There was a wee bit of a stooshie ahead of this year’s celebration of Burns Night.
Liz Lochhead, Scotland’s former Makar (national poet) accused Burns of being a Weinsteinian sex pest, citing a letter that he once wrote that boasted of what was, at best, a ‘robust’ encounter.
It’s not the first time that Burns’ letter has been highlighted and, as with all these things, commentators take sides. Some agree with Lochhead’s interpretation of the letter’s wording, others disagree. In fact some even point to Lochhead’s current perspective as a contradiction of her earlier defence of Burns’ ribaldry.
So, was Burns a predatory sex pest, or a roguish rapscallion? Either way, he wrote fine verse in Scots about social justice, romance and wee, sleekit, cow’rin, tim’rous beasties?

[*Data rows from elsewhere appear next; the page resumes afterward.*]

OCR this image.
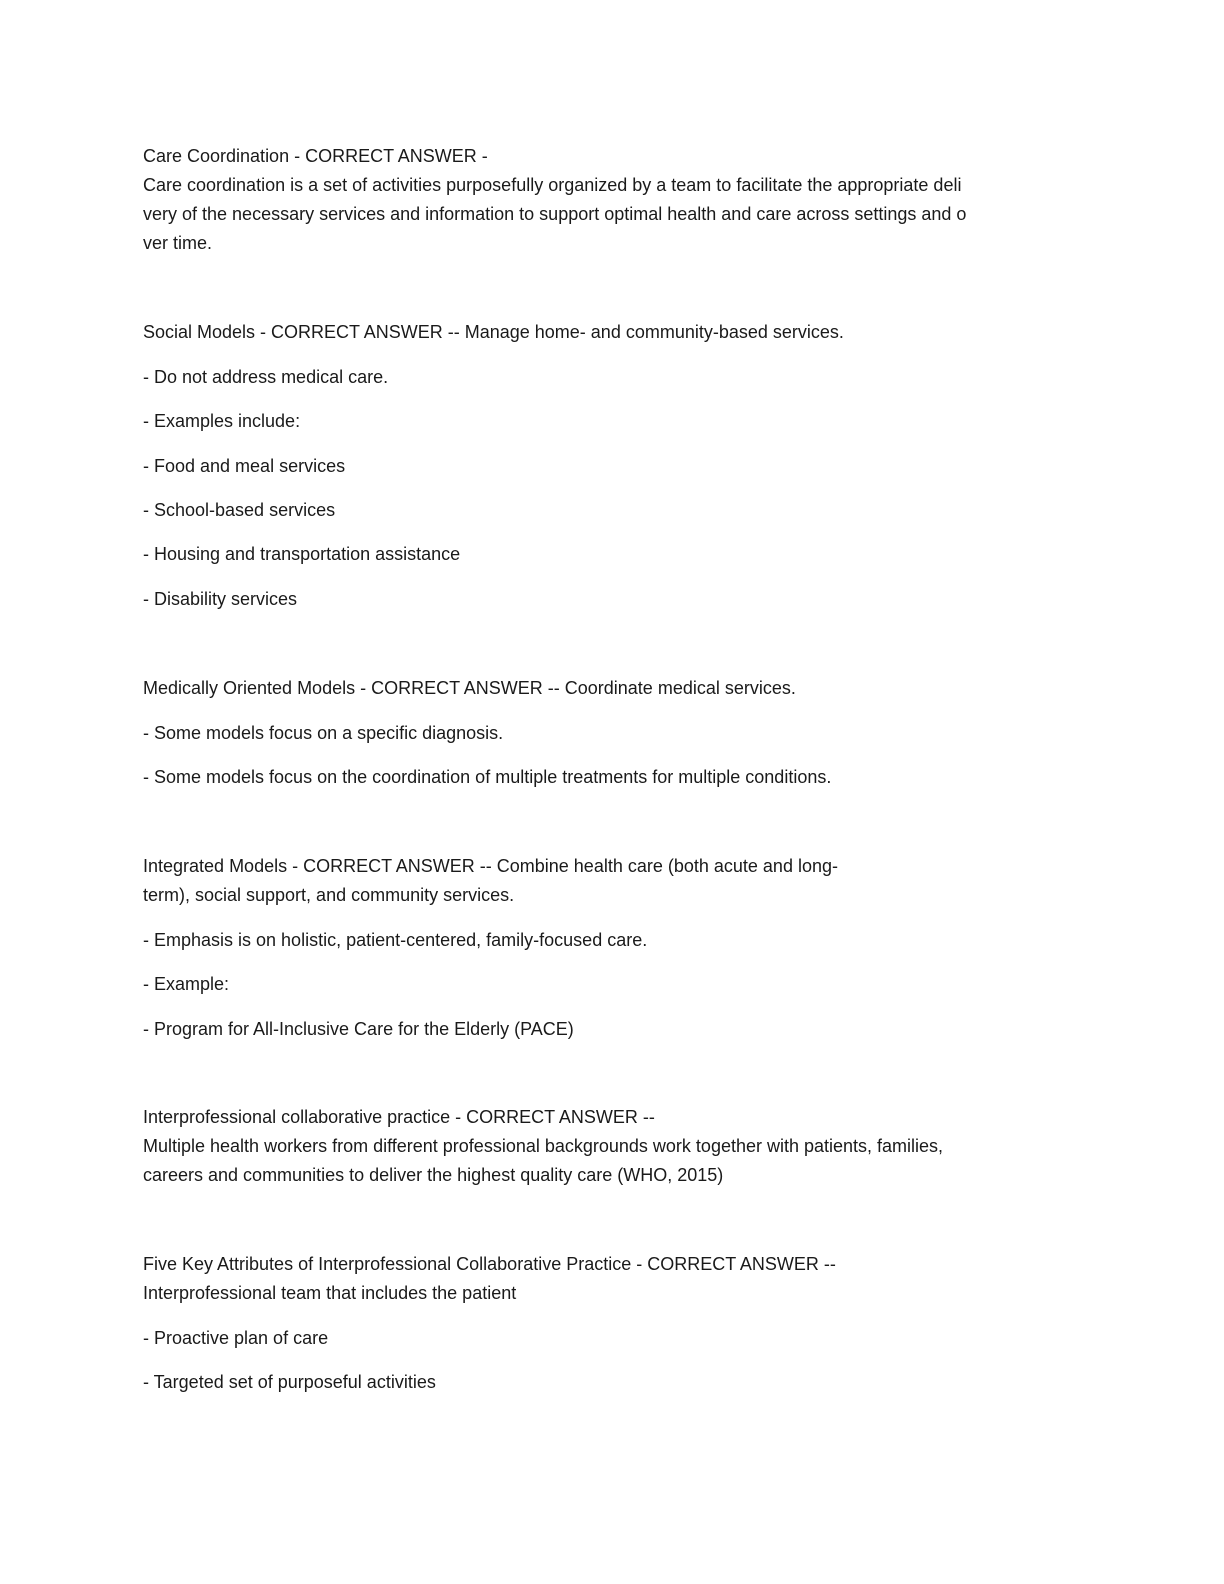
Care Coordination - CORRECT ANSWER -
Care coordination is a set of activities purposefully organized by a team to facilitate the appropriate deli
very of the necessary services and information to support optimal health and care across settings and o
ver time.
Social Models - CORRECT ANSWER -- Manage home- and community-based services.
- Do not address medical care.
- Examples include:
- Food and meal services
- School-based services
- Housing and transportation assistance
- Disability services
Medically Oriented Models - CORRECT ANSWER -- Coordinate medical services.
- Some models focus on a specific diagnosis.
- Some models focus on the coordination of multiple treatments for multiple conditions.
Integrated Models - CORRECT ANSWER -- Combine health care (both acute and long-
term), social support, and community services.
- Emphasis is on holistic, patient-centered, family-focused care.
- Example:
- Program for All-Inclusive Care for the Elderly (PACE)
Interprofessional collaborative practice - CORRECT ANSWER --
Multiple health workers from different professional backgrounds work together with patients, families,
careers and communities to deliver the highest quality care (WHO, 2015)
Five Key Attributes of Interprofessional Collaborative Practice - CORRECT ANSWER --
Interprofessional team that includes the patient
- Proactive plan of care
- Targeted set of purposeful activities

The unearthing in recent years of celebrities of the 1970s and 1980s as sex offenders often brought forth the ‘defence’ that ‘things were different in those days’. I cannot recall that excuse being upheld in the courts, but if Lochhead’s interpretation of Burns’ words is correct (and it may not be) can the passage of 200-plus years allow a ‘they were different days’ defence for Burns and should it detract from his poetry today? Can we celebrate the poetry but not the man?
I’ll leave the ‘sex pest or loveable rogue’ argument to the experts; meantime, here’s the belated Burns Night limerick …

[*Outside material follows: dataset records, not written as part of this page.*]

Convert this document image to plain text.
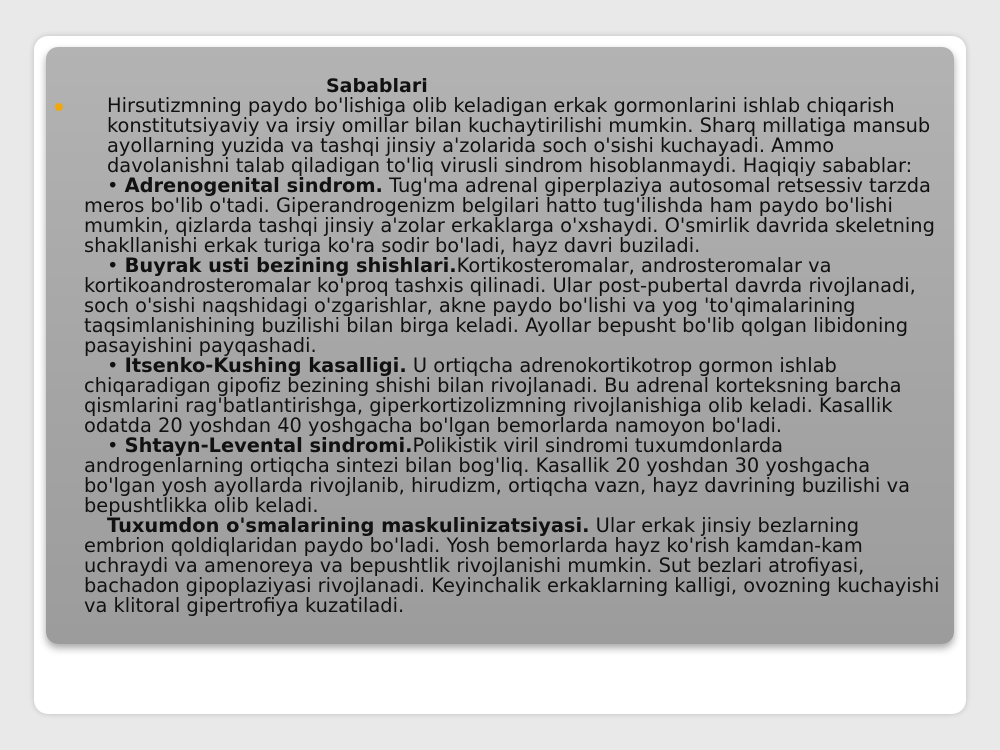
Sabablari

Hirsutizmning paydo bo'lishiga olib keladigan erkak gormonlarini ishlab chiqarish konstitutsiyaviy va irsiy omillar bilan kuchaytirilishi mumkin. Sharq millatiga mansub ayollarning yuzida va tashqi jinsiy a'zolarida soch o'sishi kuchayadi. Ammo davolanishni talab qiladigan to'liq virusli sindrom hisoblanmaydi. Haqiqiy sabablar:

• Adrenogenital sindrom. Tug'ma adrenal giperplaziya autosomal retsessiv tarzda meros bo'lib o'tadi. Giperandrogenizm belgilari hatto tug'ilishda ham paydo bo'lishi mumkin, qizlarda tashqi jinsiy a'zolar erkaklarga o'xshaydi. O'smirlik davrida skeletning shakllanishi erkak turiga ko'ra sodir bo'ladi, hayz davri buziladi.

• Buyrak usti bezining shishlari.Kortikosteromalar, androsteromalar va kortikoandrosteromalar ko'proq tashxis qilinadi. Ular post-pubertal davrda rivojlanadi, soch o'sishi naqshidagi o'zgarishlar, akne paydo bo'lishi va yog 'to'qimalarining taqsimlanishining buzilishi bilan birga keladi. Ayollar bepusht bo'lib qolgan libidoning pasayishini payqashadi.

• Itsenko-Kushing kasalligi. U ortiqcha adrenokortikotrop gormon ishlab chiqaradigan gipofiz bezining shishi bilan rivojlanadi. Bu adrenal korteksning barcha qismlarini rag'batlantirishga, giperkortizolizmning rivojlanishiga olib keladi. Kasallik odatda 20 yoshdan 40 yoshgacha bo'lgan bemorlarda namoyon bo'ladi.

• Shtayn-Levental sindromi.Polikistik viril sindromi tuxumdonlarda androgenlarning ortiqcha sintezi bilan bog'liq. Kasallik 20 yoshdan 30 yoshgacha bo'lgan yosh ayollarda rivojlanib, hirudizm, ortiqcha vazn, hayz davrining buzilishi va bepushtlikka olib keladi.

Tuxumdon o'smalarining maskulinizatsiyasi. Ular erkak jinsiy bezlarning embrion qoldiqlaridan paydo bo'ladi. Yosh bemorlarda hayz ko'rish kamdan-kam uchraydi va amenoreya va bepushtlik rivojlanishi mumkin. Sut bezlari atrofiyasi, bachadon gipoplaziyasi rivojlanadi. Keyinchalik erkaklarning kalligi, ovozning kuchayishi va klitoral gipertrofiya kuzatiladi.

There once was a Scotsman called Burns
Whose verses, one quickly discerns,
Concern a wee mouse
Or a walkabout louse
Or the couplings for which he so yearns.
Postscript: Despite the debate over Burns’ morality, his perspective in the first verse of The Rights of Woman is admirable, even if ‘the rights’ that its later verses espouse lack modernity!
While Europe’s eye is fix’d on mighty things,
The fate of Empires and the fall of Kings;
While quacks of State must each produce his plan,
And even children lisp the Rights of Man;
Amid this mighty fuss just let me mention,
The Rights of Woman merit some attention.